Roberts’ use of classical instrumentation on Glass Eights was one of the album’s most impressive features, and the voyage continues on Fences, now incorporating distinctly Eastern instrumental samples and toybox melodies which jostle for prominence amongst the soft piano and keening strings. Not that Roberts has entirely abandoned the dancefloor: a crashing percussive assault underpins the tuned melodies and mournful strings of Calico, while Fences’ baleful introduction gives way to a sharp kick which anchors the complexity of its clipped melodic samples.

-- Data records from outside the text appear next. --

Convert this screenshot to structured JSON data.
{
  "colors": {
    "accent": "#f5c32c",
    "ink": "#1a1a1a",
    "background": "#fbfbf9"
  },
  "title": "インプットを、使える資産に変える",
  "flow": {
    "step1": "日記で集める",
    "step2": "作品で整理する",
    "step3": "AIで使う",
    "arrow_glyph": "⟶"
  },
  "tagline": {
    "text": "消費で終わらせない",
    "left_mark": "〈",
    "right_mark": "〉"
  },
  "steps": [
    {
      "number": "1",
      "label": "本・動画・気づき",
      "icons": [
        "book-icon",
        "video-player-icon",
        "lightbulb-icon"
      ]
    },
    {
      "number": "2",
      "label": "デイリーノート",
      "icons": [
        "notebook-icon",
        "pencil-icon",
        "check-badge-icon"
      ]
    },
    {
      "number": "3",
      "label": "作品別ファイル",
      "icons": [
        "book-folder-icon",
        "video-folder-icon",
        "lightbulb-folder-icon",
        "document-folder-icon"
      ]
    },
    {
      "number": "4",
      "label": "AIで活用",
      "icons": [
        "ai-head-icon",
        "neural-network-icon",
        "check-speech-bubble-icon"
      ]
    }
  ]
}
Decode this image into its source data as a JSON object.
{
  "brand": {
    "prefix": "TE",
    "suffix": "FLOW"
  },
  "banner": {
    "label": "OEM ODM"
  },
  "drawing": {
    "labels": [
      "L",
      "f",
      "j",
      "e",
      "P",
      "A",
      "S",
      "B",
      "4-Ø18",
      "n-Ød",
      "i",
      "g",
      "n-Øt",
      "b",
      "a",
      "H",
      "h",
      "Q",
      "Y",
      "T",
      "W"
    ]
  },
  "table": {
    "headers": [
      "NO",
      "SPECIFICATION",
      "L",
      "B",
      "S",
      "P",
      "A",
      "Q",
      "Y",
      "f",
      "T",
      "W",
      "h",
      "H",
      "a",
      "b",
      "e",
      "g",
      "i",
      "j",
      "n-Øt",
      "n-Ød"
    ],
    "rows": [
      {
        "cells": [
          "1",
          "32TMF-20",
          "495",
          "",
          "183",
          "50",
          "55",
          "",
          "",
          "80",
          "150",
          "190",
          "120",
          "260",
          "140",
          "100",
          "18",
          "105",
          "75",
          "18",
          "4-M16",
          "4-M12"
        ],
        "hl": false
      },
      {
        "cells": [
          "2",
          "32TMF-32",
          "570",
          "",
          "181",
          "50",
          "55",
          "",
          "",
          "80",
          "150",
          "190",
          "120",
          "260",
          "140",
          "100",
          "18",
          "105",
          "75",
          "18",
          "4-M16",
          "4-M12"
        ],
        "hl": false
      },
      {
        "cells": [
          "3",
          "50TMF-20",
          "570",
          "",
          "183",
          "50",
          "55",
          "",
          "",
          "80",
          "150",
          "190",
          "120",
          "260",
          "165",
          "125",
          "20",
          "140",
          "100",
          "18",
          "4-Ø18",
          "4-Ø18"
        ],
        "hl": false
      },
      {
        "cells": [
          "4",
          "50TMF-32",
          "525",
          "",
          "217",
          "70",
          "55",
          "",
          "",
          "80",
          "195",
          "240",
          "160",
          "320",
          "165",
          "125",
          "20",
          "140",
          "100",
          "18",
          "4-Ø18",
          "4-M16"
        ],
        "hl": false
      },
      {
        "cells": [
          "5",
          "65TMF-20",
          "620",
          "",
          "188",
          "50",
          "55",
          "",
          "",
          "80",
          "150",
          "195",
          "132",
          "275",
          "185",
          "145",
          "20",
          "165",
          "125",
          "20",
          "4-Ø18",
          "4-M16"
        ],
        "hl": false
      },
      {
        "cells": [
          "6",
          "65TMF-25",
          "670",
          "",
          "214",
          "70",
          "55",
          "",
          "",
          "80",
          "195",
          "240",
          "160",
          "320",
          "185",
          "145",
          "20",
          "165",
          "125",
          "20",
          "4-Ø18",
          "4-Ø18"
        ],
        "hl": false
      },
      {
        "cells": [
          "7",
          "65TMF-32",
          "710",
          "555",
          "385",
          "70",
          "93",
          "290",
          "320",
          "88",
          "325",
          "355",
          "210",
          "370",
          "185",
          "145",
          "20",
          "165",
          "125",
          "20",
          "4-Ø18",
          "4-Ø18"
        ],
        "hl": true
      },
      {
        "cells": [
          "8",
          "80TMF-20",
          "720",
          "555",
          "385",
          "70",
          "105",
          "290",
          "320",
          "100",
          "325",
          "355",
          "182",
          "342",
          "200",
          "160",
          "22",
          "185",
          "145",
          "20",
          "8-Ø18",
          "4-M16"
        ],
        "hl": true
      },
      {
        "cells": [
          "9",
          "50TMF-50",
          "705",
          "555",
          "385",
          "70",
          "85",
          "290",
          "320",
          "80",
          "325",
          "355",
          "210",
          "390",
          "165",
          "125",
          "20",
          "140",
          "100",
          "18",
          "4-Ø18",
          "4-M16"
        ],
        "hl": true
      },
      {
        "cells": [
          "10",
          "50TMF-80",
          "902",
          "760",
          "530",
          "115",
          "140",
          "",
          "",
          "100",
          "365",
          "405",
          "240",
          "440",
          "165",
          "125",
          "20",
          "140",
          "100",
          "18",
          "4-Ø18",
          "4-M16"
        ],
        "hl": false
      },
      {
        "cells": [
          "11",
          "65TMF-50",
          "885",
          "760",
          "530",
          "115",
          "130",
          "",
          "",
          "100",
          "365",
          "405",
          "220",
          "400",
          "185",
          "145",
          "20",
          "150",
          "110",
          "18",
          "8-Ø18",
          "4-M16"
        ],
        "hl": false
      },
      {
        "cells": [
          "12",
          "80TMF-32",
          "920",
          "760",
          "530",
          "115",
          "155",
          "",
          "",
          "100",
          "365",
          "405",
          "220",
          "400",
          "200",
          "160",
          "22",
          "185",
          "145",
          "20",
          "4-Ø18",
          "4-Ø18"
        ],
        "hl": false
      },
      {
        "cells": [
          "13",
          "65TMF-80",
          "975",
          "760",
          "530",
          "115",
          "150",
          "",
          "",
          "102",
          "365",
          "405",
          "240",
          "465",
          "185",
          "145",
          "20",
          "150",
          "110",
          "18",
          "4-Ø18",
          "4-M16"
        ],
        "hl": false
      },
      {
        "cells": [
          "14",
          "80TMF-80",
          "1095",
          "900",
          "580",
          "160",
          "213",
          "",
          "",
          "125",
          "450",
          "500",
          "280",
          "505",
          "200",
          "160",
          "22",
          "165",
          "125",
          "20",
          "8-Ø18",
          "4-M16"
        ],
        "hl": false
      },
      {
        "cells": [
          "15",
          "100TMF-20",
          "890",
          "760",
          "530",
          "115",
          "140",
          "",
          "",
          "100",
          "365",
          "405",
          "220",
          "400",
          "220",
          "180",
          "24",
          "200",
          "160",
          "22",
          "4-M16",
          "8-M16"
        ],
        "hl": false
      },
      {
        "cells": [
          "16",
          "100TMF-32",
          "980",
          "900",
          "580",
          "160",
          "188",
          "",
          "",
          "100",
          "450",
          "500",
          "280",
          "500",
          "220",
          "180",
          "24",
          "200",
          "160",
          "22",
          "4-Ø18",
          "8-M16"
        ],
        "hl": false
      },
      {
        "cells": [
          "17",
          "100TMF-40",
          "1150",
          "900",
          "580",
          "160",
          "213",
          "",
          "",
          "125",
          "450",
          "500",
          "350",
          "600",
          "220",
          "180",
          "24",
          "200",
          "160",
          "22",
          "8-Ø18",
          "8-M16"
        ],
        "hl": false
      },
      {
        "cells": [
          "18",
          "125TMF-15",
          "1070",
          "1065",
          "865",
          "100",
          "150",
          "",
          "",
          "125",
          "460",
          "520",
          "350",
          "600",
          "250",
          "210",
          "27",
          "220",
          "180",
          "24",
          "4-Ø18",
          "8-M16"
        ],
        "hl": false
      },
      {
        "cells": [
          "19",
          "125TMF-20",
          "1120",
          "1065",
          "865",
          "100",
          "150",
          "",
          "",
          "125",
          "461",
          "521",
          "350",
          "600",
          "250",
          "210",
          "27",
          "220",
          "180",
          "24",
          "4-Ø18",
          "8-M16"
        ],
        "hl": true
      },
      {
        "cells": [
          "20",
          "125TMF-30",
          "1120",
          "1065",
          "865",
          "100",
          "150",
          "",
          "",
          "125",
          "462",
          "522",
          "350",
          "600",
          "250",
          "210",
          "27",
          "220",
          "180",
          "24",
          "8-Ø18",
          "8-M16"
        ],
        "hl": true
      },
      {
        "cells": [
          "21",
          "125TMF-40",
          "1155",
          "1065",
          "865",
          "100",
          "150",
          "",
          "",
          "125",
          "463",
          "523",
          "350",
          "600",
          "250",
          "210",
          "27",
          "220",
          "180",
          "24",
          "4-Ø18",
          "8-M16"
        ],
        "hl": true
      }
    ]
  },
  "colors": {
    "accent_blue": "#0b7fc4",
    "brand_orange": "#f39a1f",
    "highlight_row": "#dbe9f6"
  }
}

Yet time and again across Fences, the tracks which impress most are the strangest. Early highlight Shoes drops the tempo of its crashing kicks to play host to a beautiful combination of echoing keys and a mesmerising detuned melody. Later on, Plaster picks up these bewitching analog sounds with an imperial stomp, while an unexpectedly beautiful rest at the 2-minute mark exhibits Roberts’ prescient grasp over song structure. Penultimate track Blanket completes the trilogy of detuned highlights, another slow jam where frayed synthwork lays the ground for exotic toybox melodies.
Despite Roberts’ dedication to crashing percussive patterns, some of Fences’ beatless pieces remain some of its most successful moments. Opener Bleach and mid-album interlude Braids are both stunning feats of sample manipulation; beautiful and spacious constructions as moving as they are meditative. These gorgeous passages, along with beautiful closing dirge Chalkdust, are a welcome respite from the album’s denser moments which, while immaculately crafted, can feel somewhat cluttered when listening to the album in full.
These special moments, alongside a worthwhile revisit to Glass Eights, make one realise Roberts’ unique gift at utilising space and patience in his compositions, a talent which feels underused in many of these busy productions. It’s not that each of Fences’ constituent tracks are in any way disappointing: indeed, heard alone, each is an exquisite gemstone more than worthy of the listener’s time. However the lack of sonic variation across the album and the relentless assault of different sounds can become tiring across a complete listen, with the result that one track bleeds imperceptibly into the next, failing to make the lasting impression that one feels it could in another context.
“I’ve always loved the idea of being able to look back on what you’ve done and see visible progressions and refinements over time,” Roberts remarked in interview. Without a doubt, one can see that his taste and style have changed remarkably in the short space of two years, and the individual productions on Fences stand as a testament to his extraordinary vision and skill. Yet because the album never quite coheres as a whole, the listener may be left having to pick out the loose strands of beauty from the dense arrangements. If you care to do so, you’ll see that on Fences there is an awful lot of beauty to be found.